第2四半期に0・9%成長=過去12カ月でGDP3・2%増
地理統計院(IBGE)が1日、第2四半期の国内総生産(GDP)は前期比で0・9%増の2・651兆レアルを記録したと発表したと同日付アジェンシア・ブラジルなど(1)(2)(3)(4)(5)が報じた。
第2四半期のGDPは昨年同期比では3・4%増で、直近12カ月間では3・2%増、1~6月(上半期)は3・7%増となった。
第2四半期は8四半期連続の前期比増で、連邦政府も含めた諸機関の事前の予想を上回った。ただし、第1四半期はその直前と比べて1・8%増を記録していたため、成長の度合いは減速している。
なお、第2四半期のGDPは新型コロナのパンデミック前の水準を7・4%上回っており、統計開始以来、最も高い水準にあるという。
第2四半期の成長を牽引したのは工業の0・9%増やサービス業の0・6%増だ。サービス業は数字こそ2番目だが、ブラジルの経済活動では70%の比重を占めるため、GDPの成長を牽引した度合いは最も大きい。
IBGEによると、サービス業の中でも、生命、自動車、不動産、金融リスクなどの保険を中心とする金融サービスの伸びが大きく、法務や会計などの企業向けのサービスも目立ったという。
工業は2四半期連続で成長した。特に目立つのは採掘業の1・8%増で、原油や天然ガス、鉄鉱石といった輸出関連製品の採掘が業界全体を牽引した。なお、鉱工業界もパンデミック前の水準を上回ったが、2013年第3四半期に記録した最高点は超えられなかった。

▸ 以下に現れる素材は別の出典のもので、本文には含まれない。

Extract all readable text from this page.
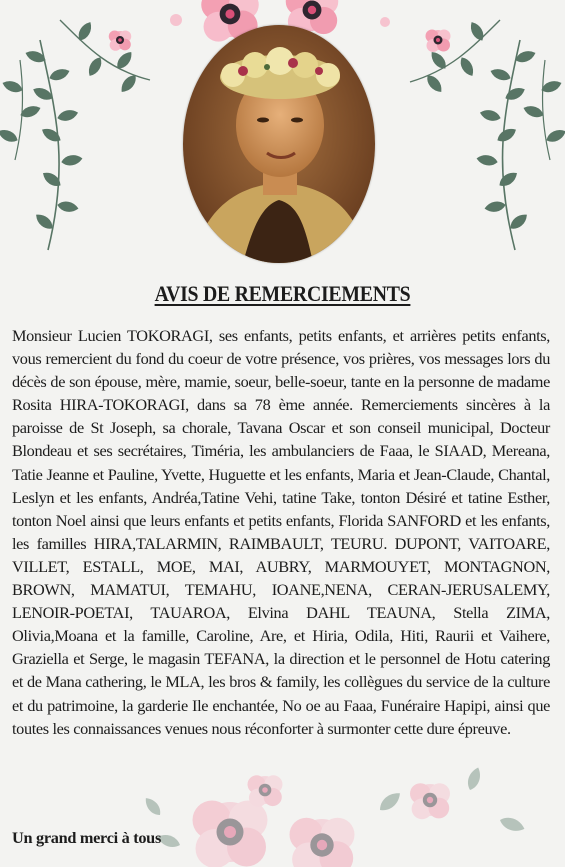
AVIS DE REMERCIEMENTS

Monsieur Lucien TOKORAGI, ses enfants, petits enfants, et arrières petits enfants, vous remercient du fond du coeur de votre présence, vos prières, vos messages lors du décès de son épouse, mère, mamie, soeur, belle-soeur, tante en la personne de madame Rosita HIRA-TOKORAGI, dans sa 78 ème année. Remerciements sincères à la paroisse de St Joseph, sa chorale, Tavana Oscar et son conseil municipal, Docteur Blondeau et ses secrétaires, Timéria, les ambulanciers de Faaa, le SIAAD, Mereana, Tatie Jeanne et Pauline, Yvette, Huguette et les enfants, Maria et Jean-Claude, Chantal, Leslyn et les enfants, Andréa,Tatine Vehi, tatine Take, tonton Désiré et tatine Esther, tonton Noel ainsi que leurs enfants et petits enfants, Florida SANFORD et les enfants, les familles HIRA,TALARMIN, RAIMBAULT, TEURU. DUPONT, VAITOARE, VILLET, ESTALL, MOE, MAI, AUBRY, MARMOUYET, MONTAGNON, BROWN, MAMATUI, TEMAHU, IOANE,NENA, CERAN-JERUSALEMY, LENOIR-POETAI, TAUAROA, Elvina DAHL TEAUNA, Stella ZIMA, Olivia,Moana et la famille, Caroline, Are, et Hiria, Odila, Hiti, Raurii et Vaihere, Graziella et Serge, le magasin TEFANA, la direction et le personnel de Hotu catering et de Mana cathering, le MLA, les bros & family, les collègues du service de la culture et du patrimoine, la garderie Ile enchantée, No oe au Faaa, Funéraire Hapipi, ainsi que toutes les connaissances venues nous réconforter à surmonter cette dure épreuve.

Un grand merci à tous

経済の三つの主要セクターで唯一後退したのは農業で、前記を0・9%下回った。農業は第1四半期のGDPを牽引した主役だったが、これによって比較基準が高まったことで、第2四半期は前期比割れを起こした。
IBGEのレベッカ・パリス氏は、年次指標を見ると農業が最も急速に成長している。前四半期が大幅な成長を遂げたために今期の数値は低くなったが、これは、大豆の生産の60%が第1四半期に集中しているために起きる季節的な現象だと説明している。
なお、需要の観点から見ると、第2四半期の家計消費は0・9%増で、前年同期以来で最大の増加となった。
IBGEによると、雇用市場が継続的に改善していることや、信用の伸び、税制上の優遇措置、自動車価格の値下げ、ボルサ・ファミリアなどの所得移転プログラムの再調整といった連邦政府主導の措置などが奏功したという。一方、金利が依然として高く、耐久財の消費は困難だとし、債務の再交渉プログラムにも関わらず、債務不履行家庭数の減少には時間がかかるとの見解も示した。
政府消費は0・7%増で、4四半期連続でプラスとなった。投資は0・1%増で安定しており、GDPに対する投資率は昨年同期の18・3%を下回る17・2%だった。
貯蓄率は昨年同期の18・4%から16・9%に低下。パンデミック中は裕福な人達も特定のサービスを利用できず、余剰資金を貯蓄していたが、サービスの需要と供給が正常化して貯蓄率が下がったという。
輸出は前期比で2・9%、輸入も同4・5%増加した。
昨年同期との比較したGDPは3・4%増で、農業が17%増を記録。工業は1・5%増、サービス業は2・3%増だった。
上半期のGDPは3・7%増で、大豆とトウモロコシの収量が新記録を更新した農業が17・9%増を記録。工業は1・7%増、サービス業は2・6%増だった。